The rules to carry out an effective screening, monitoring and treatment are well defined internationally: ophthalmological examinations and monitoring are obligatory for all the children born with less than 32 weeks of gestation and/or with less than 1500g of weight. The non-observance of this rule may imply, besides ethical issues, medico-legal problems to those responsible for childbirth health units.
Therefore, it is necessary to create in Portugal effective structures that ensure that all newborn babies are properly diagnosed, monitored and treated in due time.
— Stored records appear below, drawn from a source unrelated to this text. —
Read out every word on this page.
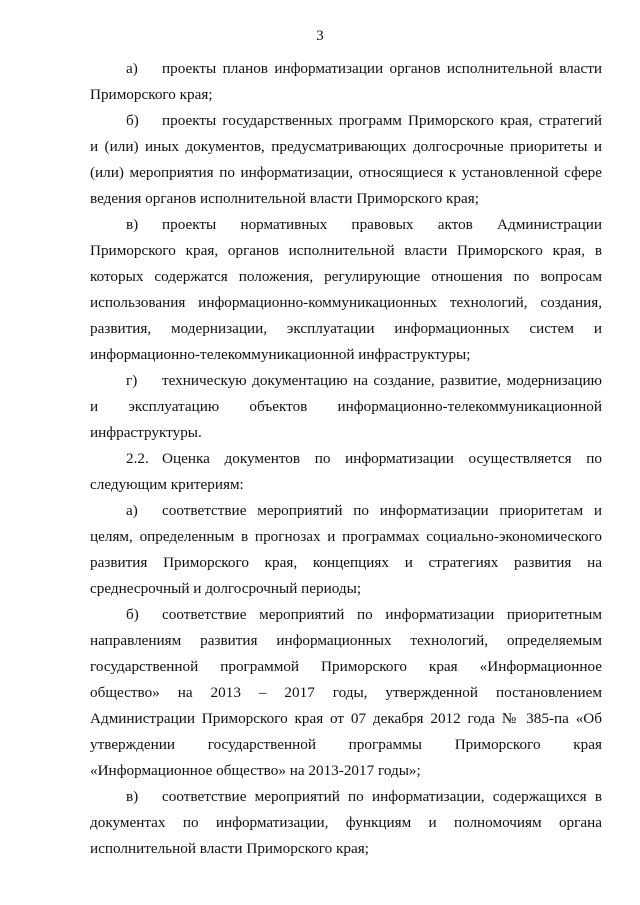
3

а) проекты планов информатизации органов исполнительной власти Приморского края;

б) проекты государственных программ Приморского края, стратегий и (или) иных документов, предусматривающих долгосрочные приоритеты и (или) мероприятия по информатизации, относящиеся к установленной сфере ведения органов исполнительной власти Приморского края;

в) проекты нормативных правовых актов Администрации Приморского края, органов исполнительной власти Приморского края, в которых содержатся положения, регулирующие отношения по вопросам использования информационно-коммуникационных технологий, создания, развития, модернизации, эксплуатации информационных систем и информационно-телекоммуникационной инфраструктуры;

г) техническую документацию на создание, развитие, модернизацию и эксплуатацию объектов информационно-телекоммуникационной инфраструктуры.

2.2. Оценка документов по информатизации осуществляется по следующим критериям:

а) соответствие мероприятий по информатизации приоритетам и целям, определенным в прогнозах и программах социально-экономического развития Приморского края, концепциях и стратегиях развития на среднесрочный и долгосрочный периоды;

б) соответствие мероприятий по информатизации приоритетным направлениям развития информационных технологий, определяемым государственной программой Приморского края «Информационное общество» на 2013 – 2017 годы, утвержденной постановлением Администрации Приморского края от 07 декабря 2012 года № 385-па «Об утверждении государственной программы Приморского края «Информационное общество» на 2013-2017 годы»;

в) соответствие мероприятий по информатизации, содержащихся в документах по информатизации, функциям и полномочиям органа исполнительной власти Приморского края;
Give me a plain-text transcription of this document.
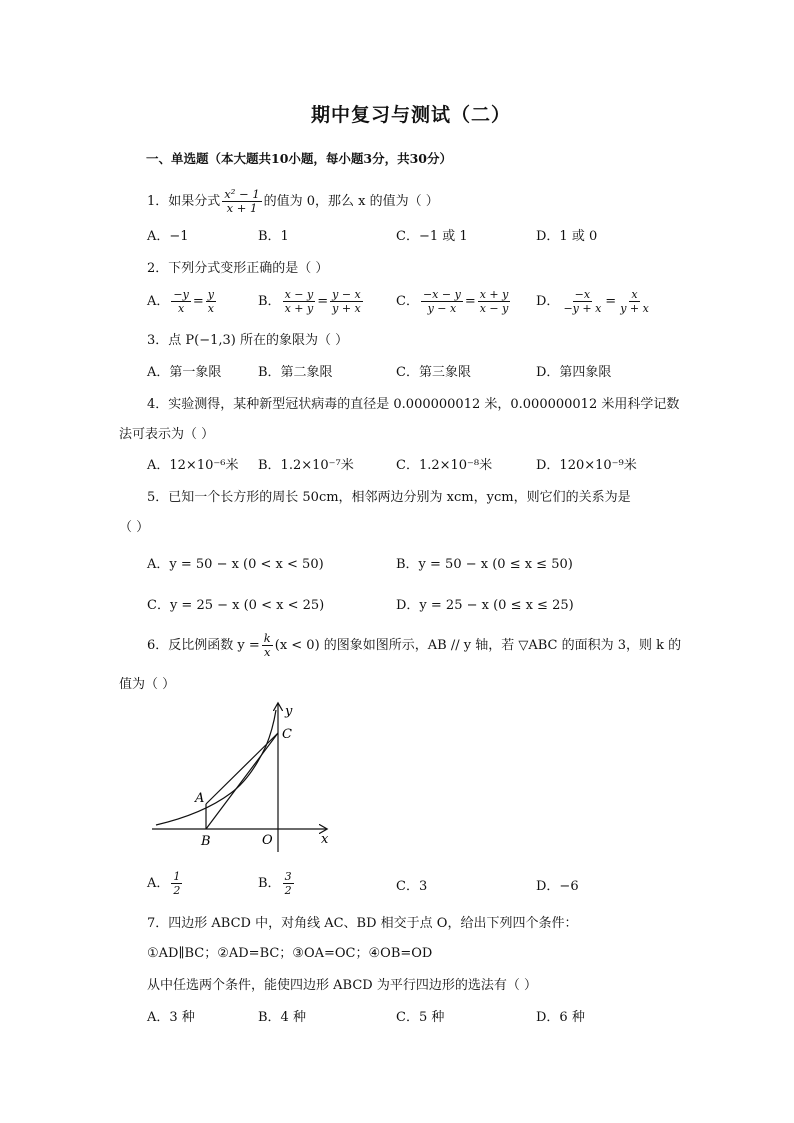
期中复习与测试（二）
一、单选题（本大题共10小题，每小题3分，共30分）
1．如果分式 $\frac{\text{x² − 1}}{x + 1}$ 的值为 0，那么 x 的值为（ ）
A．−1	B．1	C．−1 或 1	D．1 或 0
2．下列分式变形正确的是（ ）
A． $\frac{-y}{x} = \frac{y}{x}$	B． $\frac{x - y}{x + y} = \frac{y - x}{y + x}$	C． $\frac{-x - y}{y - x} = \frac{x + y}{x - y}$ D． $\frac{-x}{-y + x} = \frac{x}{y + x}$
3．点 P(−1,3) 所在的象限为（ ）
A．第一象限	B．第二象限	C．第三象限	D．第四象限
4．实验测得，某种新型冠状病毒的直径是 0.000000012 米，0.000000012 米用科学记数
法可表示为（ ）
A．12×10⁻⁶米 B．1.2×10⁻⁷米	C．1.2×10⁻⁸米	D．120×10⁻⁹米
5．已知一个长方形的周长 50cm，相邻两边分别为 xcm，ycm，则它们的关系为是
（ ）
A．y = 50 − x (0 < x < 50)	B．y = 50 − x (0 ≤ x ≤ 50)
C．y = 25 − x (0 < x < 25)	D．y = 25 − x (0 ≤ x ≤ 25)
6．反比例函数 $y = \frac{k}{x} (x < 0)$ 的图象如图所示，AB // y 轴，若 ▽ABC 的面积为 3，则 k 的
值为（ ）
y
x
C
A
B	O
A． $\frac{1}{2}$	B． $\frac{3}{2}$	C．3	D．−6
7．四边形 ABCD 中，对角线 AC、BD 相交于点 O，给出下列四个条件：
①AD∥BC；②AD=BC；③OA=OC；④OB=OD
从中任选两个条件，能使四边形 ABCD 为平行四边形的选法有（ ）
A．3 种	B．4 种	C．5 种	D．6 种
The recent digital systems capable of recording images of the eye fundus and of sending them through a computer network, to observation centres with ophthalmologists experienced in the evaluation and treatment of this disease, facilitate the conception of a national plan for screening, recording and treating retinopathy. The quality and reliability of the last models of these equipments, with a wide-angle camera, make them a precious help to save time and to avail of qualified human resources, in shortage in our country.

In Portugal, nearly 20 hospitals have a neonatal care unit, where more than 20 underweight premature babies are born every year. The setting up of 20 digital recording units and the establishing of 3 observation centres strategically situated would enable to create an efficient national network that would ensure the examination of all the children at risk.

The existence of this type of equipments is recommended in neonatal care units with children at risk, in order to guarantee that examinations and treatment decisions are undertaken by qualified ophthalmologists.